Il y a parfois des hasards de calendrier qui se conjuguent de telles sorte à former des coïncidences assez étranges. Ainsi, pour cet automne 2018, on célèbre avant tout le centenaire de la réconciliation des peuples européens, mais les musiciens se réjouissent de redécouvrir Claude Vivier à l’occasion des 70 ans de sa naissance. A ce double anniversaire s’ajoute celui d’une disparition qui laissa la vie musicale en France longtemps orpheline. Le 11 novembre 1998 disparaissait Gérard Grisey, victime d’une rupture d’anévrisme aussi tragique qu’inattendue. Le Festival d’Automne se devait donc de rendre hommage d’une manière ou d’une autre à ces deux piliers du spectralisme. C’est en programmant des œuvres étrangement autobiographiques que nait un concert d’une étonnante cohérence.

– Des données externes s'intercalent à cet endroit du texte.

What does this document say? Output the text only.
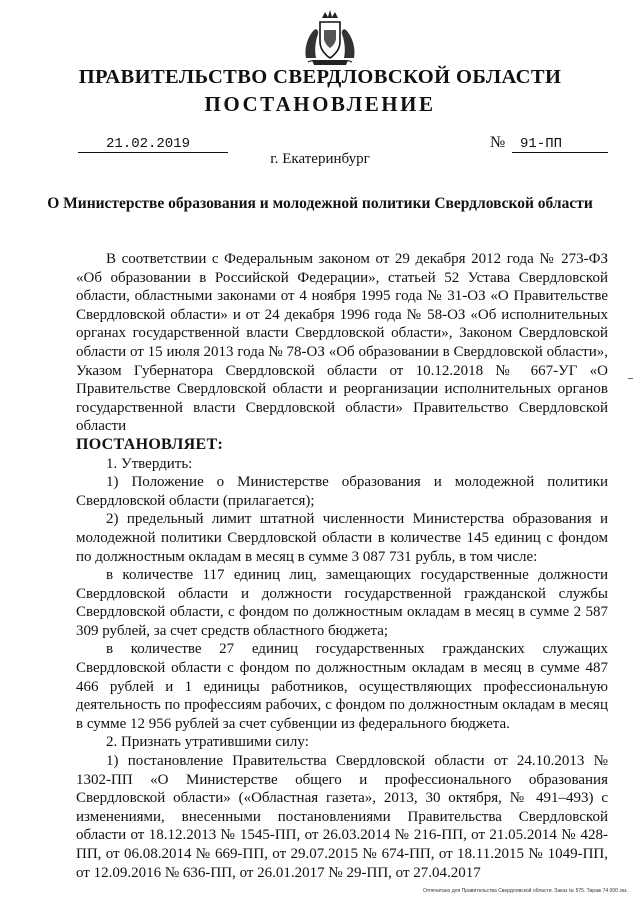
ПРАВИТЕЛЬСТВО СВЕРДЛОВСКОЙ ОБЛАСТИ
ПОСТАНОВЛЕНИЕ
21.02.2019	№	91-ПП
г. Екатеринбург
О Министерстве образования и молодежной политики Свердловской области

В соответствии с Федеральным законом от 29 декабря 2012 года № 273-ФЗ «Об образовании в Российской Федерации», статьей 52 Устава Свердловской области, областными законами от 4 ноября 1995 года № 31-ОЗ «О Правительстве Свердловской области» и от 24 декабря 1996 года № 58-ОЗ «Об исполнительных органах государственной власти Свердловской области», Законом Свердловской области от 15 июля 2013 года № 78-ОЗ «Об образовании в Свердловской области», Указом Губернатора Свердловской области от 10.12.2018 № 667-УГ «О Правительстве Свердловской области и реорганизации исполнительных органов государственной власти Свердловской области» Правительство Свердловской области

ПОСТАНОВЛЯЕТ:

1. Утвердить:

1) Положение о Министерстве образования и молодежной политики Свердловской области (прилагается);

2) предельный лимит штатной численности Министерства образования и молодежной политики Свердловской области в количестве 145 единиц с фондом по должностным окладам в месяц в сумме 3 087 731 рубль, в том числе:

в количестве 117 единиц лиц, замещающих государственные должности Свердловской области и должности государственной гражданской службы Свердловской области, с фондом по должностным окладам в месяц в сумме 2 587 309 рублей, за счет средств областного бюджета;

в количестве 27 единиц государственных гражданских служащих Свердловской области с фондом по должностным окладам в месяц в сумме 487 466 рублей и 1 единицы работников, осуществляющих профессиональную деятельность по профессиям рабочих, с фондом по должностным окладам в месяц в сумме 12 956 рублей за счет субвенции из федерального бюджета.

2. Признать утратившими силу:

1) постановление Правительства Свердловской области от 24.10.2013 № 1302-ПП «О Министерстве общего и профессионального образования Свердловской области» («Областная газета», 2013, 30 октября, № 491–493) с изменениями, внесенными постановлениями Правительства Свердловской области от 18.12.2013 № 1545-ПП, от 26.03.2014 № 216-ПП, от 21.05.2014 № 428-ПП, от 06.08.2014 № 669-ПП, от 29.07.2015 № 674-ПП, от 18.11.2015 № 1049-ПП, от 12.09.2016 № 636-ПП, от 26.01.2017 № 29-ПП, от 27.04.2017

Отпечатано для Правительства Свердловской области. Заказ № 575. Тираж 74 000 экз.
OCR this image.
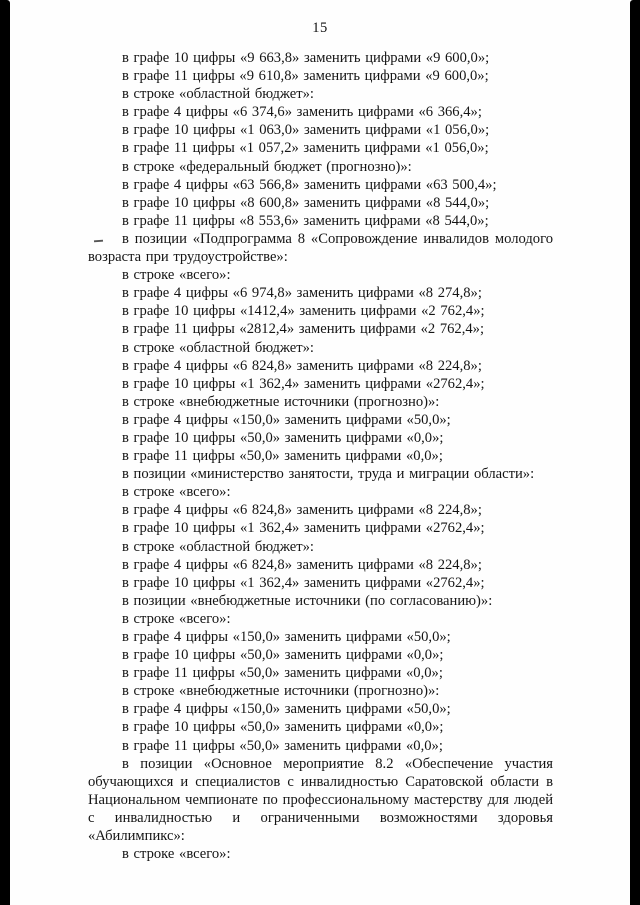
15

в графе 10 цифры «9 663,8» заменить цифрами «9 600,0»;

в графе 11 цифры «9 610,8» заменить цифрами «9 600,0»;

в строке «областной бюджет»:

в графе 4 цифры «6 374,6» заменить цифрами «6 366,4»;

в графе 10 цифры «1 063,0» заменить цифрами «1 056,0»;

в графе 11 цифры «1 057,2» заменить цифрами «1 056,0»;

в строке «федеральный бюджет (прогнозно)»:

в графе 4 цифры «63 566,8» заменить цифрами «63 500,4»;

в графе 10 цифры «8 600,8» заменить цифрами «8 544,0»;

в графе 11 цифры «8 553,6» заменить цифрами «8 544,0»;

в позиции «Подпрограмма 8 «Сопровождение инвалидов молодого возраста при трудоустройстве»:

в строке «всего»:

в графе 4 цифры «6 974,8» заменить цифрами «8 274,8»;

в графе 10 цифры «1412,4» заменить цифрами «2 762,4»;

в графе 11 цифры «2812,4» заменить цифрами «2 762,4»;

в строке «областной бюджет»:

в графе 4 цифры «6 824,8» заменить цифрами «8 224,8»;

в графе 10 цифры «1 362,4» заменить цифрами «2762,4»;

в строке «внебюджетные источники (прогнозно)»:

в графе 4 цифры «150,0» заменить цифрами «50,0»;

в графе 10 цифры «50,0» заменить цифрами «0,0»;

в графе 11 цифры «50,0» заменить цифрами «0,0»;

в позиции «министерство занятости, труда и миграции области»:

в строке «всего»:

в графе 4 цифры «6 824,8» заменить цифрами «8 224,8»;

в графе 10 цифры «1 362,4» заменить цифрами «2762,4»;

в строке «областной бюджет»:

в графе 4 цифры «6 824,8» заменить цифрами «8 224,8»;

в графе 10 цифры «1 362,4» заменить цифрами «2762,4»;

в позиции «внебюджетные источники (по согласованию)»:

в строке «всего»:

в графе 4 цифры «150,0» заменить цифрами «50,0»;

в графе 10 цифры «50,0» заменить цифрами «0,0»;

в графе 11 цифры «50,0» заменить цифрами «0,0»;

в строке «внебюджетные источники (прогнозно)»:

в графе 4 цифры «150,0» заменить цифрами «50,0»;

в графе 10 цифры «50,0» заменить цифрами «0,0»;

в графе 11 цифры «50,0» заменить цифрами «0,0»;

в позиции «Основное мероприятие 8.2 «Обеспечение участия обучающихся и специалистов с инвалидностью Саратовской области в Национальном чемпионате по профессиональному мастерству для людей с инвалидностью и ограниченными возможностями здоровья «Абилимпикс»:

в строке «всего»:
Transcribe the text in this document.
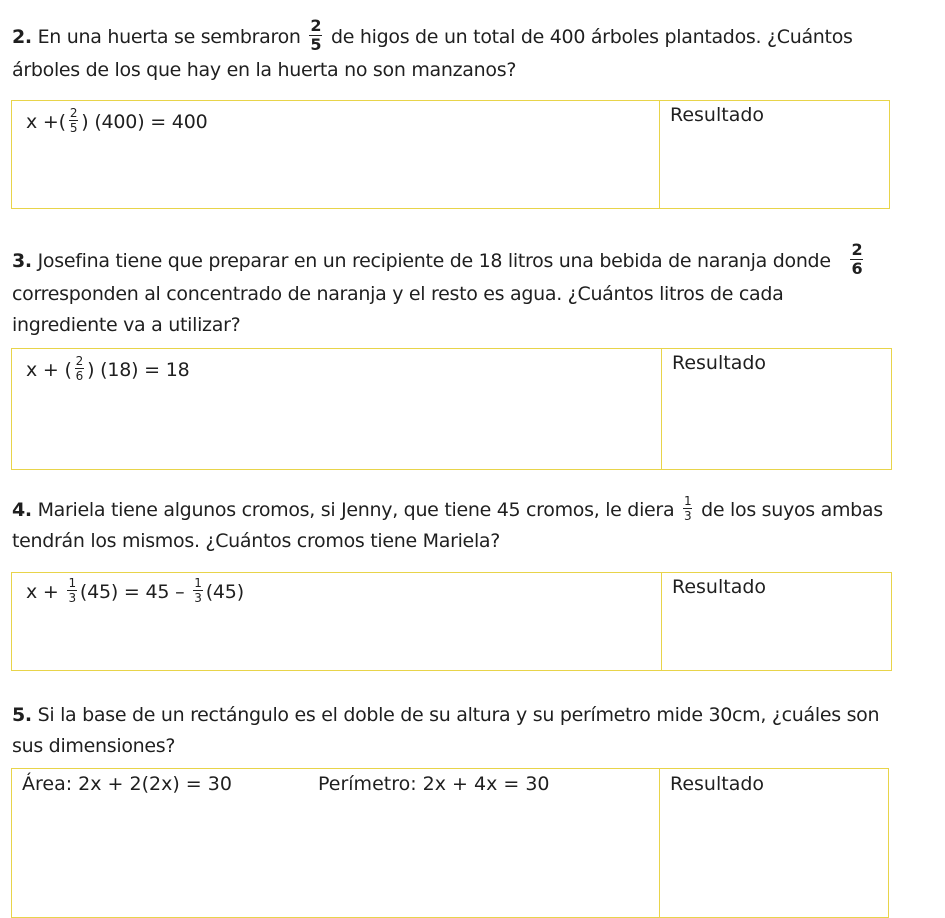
2. En una huerta se sembraron $\frac{2}{5}$ de higos de un total de 400 árboles plantados. ¿Cuántos
árboles de los que hay en la huerta no son manzanos?
x +( $\frac{2}{5}$ ) (400) = 400	Resultado
3. Josefina tiene que preparar en un recipiente de 18 litros una bebida de naranja donde $\frac{2}{6}$

corresponden al concentrado de naranja y el resto es agua. ¿Cuántos litros de cada
ingrediente va a utilizar?
x + ( $\frac{2}{6}$ ) (18) = 18	Resultado
4. Mariela tiene algunos cromos, si Jenny, que tiene 45 cromos, le diera $\frac{1}{3}$ de los suyos ambas
tendrán los mismos. ¿Cuántos cromos tiene Mariela?
$x + \frac{1}{3} (45) = 45 - \frac{1}{3} (45)$	Resultado
5. Si la base de un rectángulo es el doble de su altura y su perímetro mide 30cm, ¿cuáles son
sus dimensiones?
Área: 2x + 2(2x) = 30	Perímetro: 2x + 4x = 30	Resultado
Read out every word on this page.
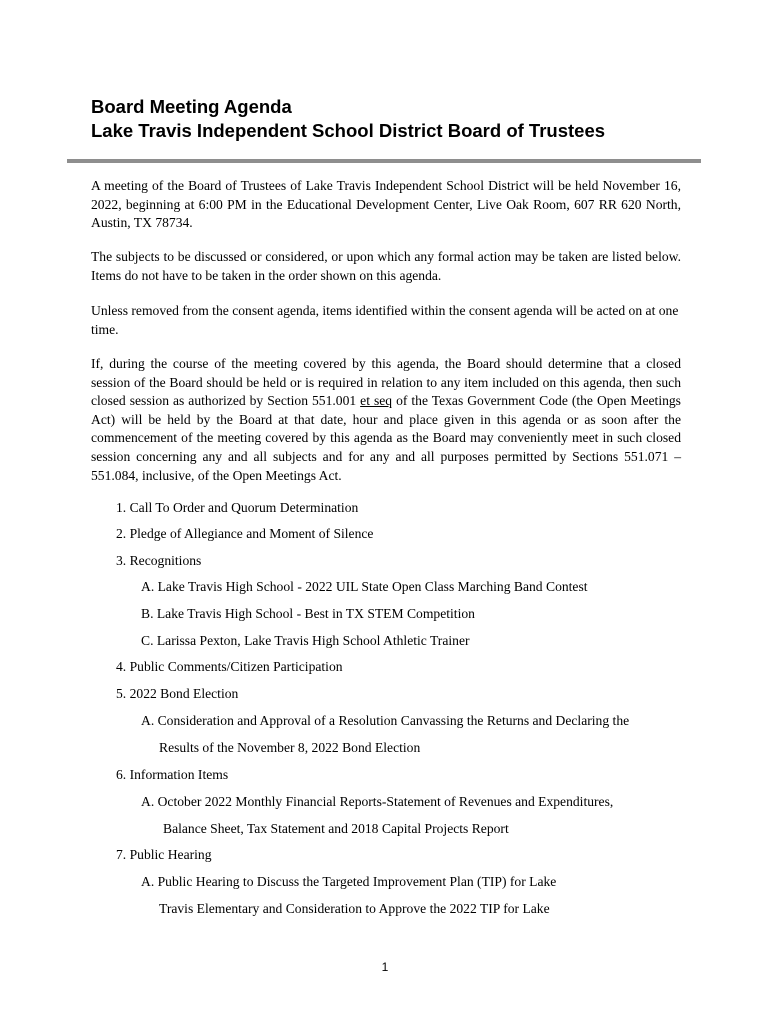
Board Meeting Agenda
Lake Travis Independent School District Board of Trustees
A meeting of the Board of Trustees of Lake Travis Independent School District will be held November 16, 2022, beginning at 6:00 PM in the Educational Development Center, Live Oak Room, 607 RR 620 North, Austin, TX 78734.
The subjects to be discussed or considered, or upon which any formal action may be taken are listed below. Items do not have to be taken in the order shown on this agenda.
Unless removed from the consent agenda, items identified within the consent agenda will be acted on at one time.
If, during the course of the meeting covered by this agenda, the Board should determine that a closed session of the Board should be held or is required in relation to any item included on this agenda, then such closed session as authorized by Section 551.001 et seq of the Texas Government Code (the Open Meetings Act) will be held by the Board at that date, hour and place given in this agenda or as soon after the commencement of the meeting covered by this agenda as the Board may conveniently meet in such closed session concerning any and all subjects and for any and all purposes permitted by Sections 551.071 – 551.084, inclusive, of the Open Meetings Act.
1. Call To Order and Quorum Determination
2. Pledge of Allegiance and Moment of Silence
3. Recognitions
A. Lake Travis High School - 2022 UIL State Open Class Marching Band Contest
B. Lake Travis High School - Best in TX STEM Competition
C. Larissa Pexton, Lake Travis High School Athletic Trainer
4. Public Comments/Citizen Participation
5. 2022 Bond Election
A. Consideration and Approval of a Resolution Canvassing the Returns and Declaring the
Results of the November 8, 2022 Bond Election
6. Information Items
A. October 2022 Monthly Financial Reports-Statement of Revenues and Expenditures,
Balance Sheet, Tax Statement and 2018 Capital Projects Report
7. Public Hearing
A. Public Hearing to Discuss the Targeted Improvement Plan (TIP) for Lake
Travis Elementary and Consideration to Approve the 2022 TIP for Lake
1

On ne peut que se réjouir des liens qui se tissent peu à peu entre l’ensemble Solistes XXI et l’Intercontemporain. Les concerts associant ces deux formations donnent en effet à entendre ce qui se fait probablement de mieux en musique contemporaine aujourd’hui, et il serait dommage de s’en priver davantage. L’ensemble vocal préparé par Christophe Grapperon éblouit dès les premières minutes dans un Jesus erbarme dich aussi bref que poignant. Une mélodie d’une simplicité bouleversante énoncée au soprano solo a à peine le temps de se développer avant de retourner au silence qui l’avait fait naître. Ce petit bijou est magnifié par l’intonation sans faille de l’ensemble vocal, et par le timbre rayonnant de son soprano solo que l’on retrouvera avec le même bonheur dans la cantate Glaubst du an die Unsterblichkeit der Seele. Ici aussi, on est saisi par l’intensité dramatique de la pièce. La dimension prophétique et autobiographique n’y est certainement pas pour rien (Vivier meurt assassiné par un homme dont il avait fait la connaissance, alors qu’il vient seulement d’achever la première partie de la pièce). Aux longues tenues des chanteurs (parmi lesquels il faut également s’incliner face à la performance du ténor solo) se greffe un texte récité, aussi simple que sordide car modifié au vocoder pour donner à la voix du narrateur une distance et une froideur glaçantes. Témoin indirect de la mort du compositeur par cette cantate, le public est plongé dans un long silence dont il est difficile de s’arracher une fois la musique éteinte.
Entre ces deux œuvres vocales se glissaient les Cinq chansons pour percussion (qui n’ont de chanson bien sûr que le titre). Samuel Favre se tire à merveille d’une partition qui témoigne de l’influence de la musique balinaise sur le compositeur. Cependant, on n’échappe pas à un certain ennui devant un discours volontiers minimaliste, qui finit par tourner en rond sans mener vraiment quelque part.
A cette première partie de programme s’ajoutait le classique du répertoire moderne que sont les Quatre chants pour franchir le seuil de Gérard Grisey. Ici aussi, l’histoire de la pièce est faite de coïncidences troublantes. Il est en effet difficile de ne pas voir un nouveau pressentiment macabre dans ces quatre méditations sur la mort, créées à titre posthume car achevées quelques semaines avant la mort du compositeur.
Redoutables d’intonation car faisant régulièrement appel à des micro-intervalles, ces Quatre chants sont la bête noire de nombreuses interprètes. On constate avec étonnement que ce n’est pas du tout le cas de Melody Louledjian, qui surpasse sans aucun effort apparent les difficultés du langage spectral, sans pour autant verser dans un chant moins soigné. Le timbre de voix est aussi sain et brillant que s’il s’agissait de chanter du répertoire traditionnel, montrant que l’on peut tout à fait réconcilier le chant lyrique et la musique contemporaine. De plus cette aisance lui permet de se concentrer sur la musique, faisant de chaque mot (dont Grisey est particulièrement économe) un évènement en soi.
La direction de Michael Wendeberg (ancien pianiste de l’Ensemble) est elle aussi soignée, ce qui convient davantage à Grisey qu’à Vivier. En effet, si cette battue implacable est de rigueur dans une partition au temps musical aussi calculé, les deux œuvres du compositeur canadien auraient certainement pu bénéficier d’un peu plus de poigne expressive.
Conclu sur une berceuse offrant un espoir nouveau pour l’humanité, ce concert donne avant tout l’occasion de savourer les produits heureux de troublantes coïncidences de calendrier.